PARTICULARS OF EMPLOYEES
Disclosures pertaining to remuneration and other details as required under Section 197(12) of the Act, read with Rule 5(1) of the Companies (Appointment and Remuneration of Managerial Personnel) Rules, 2014, are attached as Annexure V to this Board's Report.
In terms of Section 197(12) of the Act, read with Rule 5(2) and 5(3) of the Companies (Appointment and Remuneration of Managerial Personnel) Rules, 2014, a statement showing the names and other particulars of the employees drawing remuneration in excess of limits set out in the said rules forms part of the Integrated Annual Report.
Considering the provisions of Section 136 of the Act, the Integrated Annual Report, excluding the aforesaid information, is being sent to the members of the Company and others entitled thereto. The said information is available for inspection at the registered office of the Company or through electronic mode, during business hours on working days up to the date of the forthcoming 40th AGM, by members. Any member interested in obtaining a copy thereof may write to the Company Secretary in this regard.

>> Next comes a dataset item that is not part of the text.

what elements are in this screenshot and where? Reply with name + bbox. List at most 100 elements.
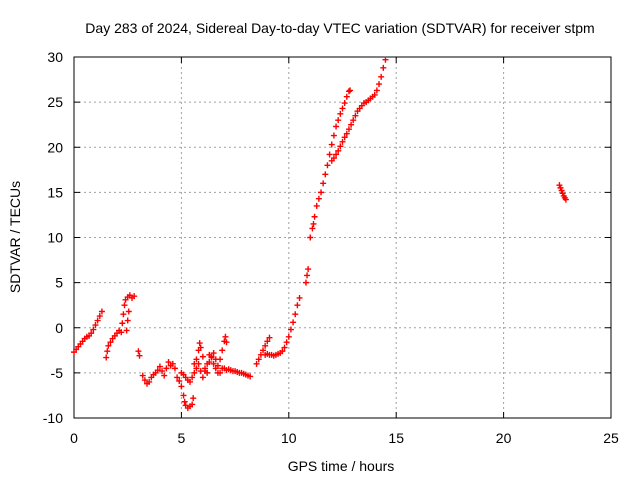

CONSERVATION OF ENERGY, TECHNOLOGY ABSORPTION, FOREIGN EXCHANGE EARNINGS AND OUTGO
Particulars as prescribed under Section 134(3)(m) of the Act, read with Rule 8(3) of the Companies (Accounts) Rules, 2014, are attached as Annexure VI to this Board's Report.
ANNUAL RETURN
The Annual Return of the Company as on March 31, 2024, in terms of the provisions of Section 134(3)(a) of the Act, is available on the Company's website: https://www.drreddys. com/investors/reports-and-filings/ annual-reports/
ACKNOWLEDGMENT
Your Directors place on record their sincere appreciation for the significant contribution made by your Company's employees through their dedication, hard work and commitment, as also for the trust reposed in your Company by the medical fraternity and patients. The Board of Directors also acknowledges the support extended by the analysts, bankers, Government of India and various countries and other government agencies, media, customers, business partners, members and investors at large.
The Board looks forward to your continued support in the Company's endeavour to accelerate access to innovative and affordable medicines, because "Good Health Can't Wait".